You have to check your compiler version also with the command gcc -v. It must also be an aarch64-linux-gnu version, as shown in the screenshot. If you have a 64-bit operating system, but your gcc version is different from the one given above, reinstall the whole operating system with the latest version. The guide is found here: Install 64 bit OS on Raspberry Pi 4.
The 32-bit version gives the output shown below.
First, you need a good IDE to write your C ++ program. You could use Geany as it comes with the Raspbian OS. However, Geany cannot handle projects, only individual files. You end up messing with Make to integrate all the different files into one executable. Secondly, Geany has limited debug tools.
We are going to use Code::Blocks. The IDE can handle multi-file projects and has excellent debug functions such as variable, thread or CPU registry inspection. The IDE is relatively easy and intuitive to understand. With the following command in your terminal, you can install Code::Blocks.
$ sudo apt-get install codeblocks
Working with Code::Blocks involves the same steps. All our GitHub projects have project files (* .cbp). Once loaded in Code::Blocks, all environment options are automatically set correctly.
If you want to start with an empty project, please follow this procedure.
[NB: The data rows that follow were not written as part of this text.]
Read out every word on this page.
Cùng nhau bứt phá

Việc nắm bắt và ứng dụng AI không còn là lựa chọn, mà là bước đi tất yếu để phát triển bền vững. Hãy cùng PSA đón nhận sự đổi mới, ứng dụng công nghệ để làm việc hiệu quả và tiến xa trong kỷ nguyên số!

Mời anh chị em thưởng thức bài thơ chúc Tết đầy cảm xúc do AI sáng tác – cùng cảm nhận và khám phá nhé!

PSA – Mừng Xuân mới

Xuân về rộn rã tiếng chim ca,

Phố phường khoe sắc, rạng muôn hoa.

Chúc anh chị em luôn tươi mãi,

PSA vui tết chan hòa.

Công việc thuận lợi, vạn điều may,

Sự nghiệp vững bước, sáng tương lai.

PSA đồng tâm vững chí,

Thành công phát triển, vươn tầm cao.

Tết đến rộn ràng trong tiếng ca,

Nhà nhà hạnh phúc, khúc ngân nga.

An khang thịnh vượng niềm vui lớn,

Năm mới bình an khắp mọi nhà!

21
First, you load your source code into the IDE. Second, you have to give the folder where the necessary headers are. Do this with the menu option Project → Build options.
Select tab sheet Seach directories and under Compiler give the locations where the used headers are. Please note, do not select the Debug or Release option, but use instead of the project name as can be seen below.
The next step is to specify the libraries used and the linker flags. Again, use menu option Project → Build options, but now select tab sheet Linker settings. Here the linker settings are shown as used in the Face detection app.
Just like the headers, you must give the location of the used libraries now. Do this in tab sheet Search directories, tab Linker.
You are ready with most settings. However, some applications may require some additional command line parameters during startup. Give these in menu option Project → Set programs' arguments. Select your target (Debug or Release) and given the arguments just like you would on the command line. Below some example.
Instead of using the GUI, you can modify all settings in the Code::Blocks project file (*.cbp). The file is in XML format and is very readable. Before you make any modification, close the project in Code::Blocks first. This way any change you made will be loaded in Code::Blocks when you reopen your project.
Most deep learning C++ examples work with a video stream. We often provide an mp4 movie how illustrates the functionality of the app. However, if you want to use a camera in your application, it can be done by just altering one line of code. Look for the line where the VideoCapture is declared. Here, modify the input by replacing the name of the movie by a number. Below you see a code snippet.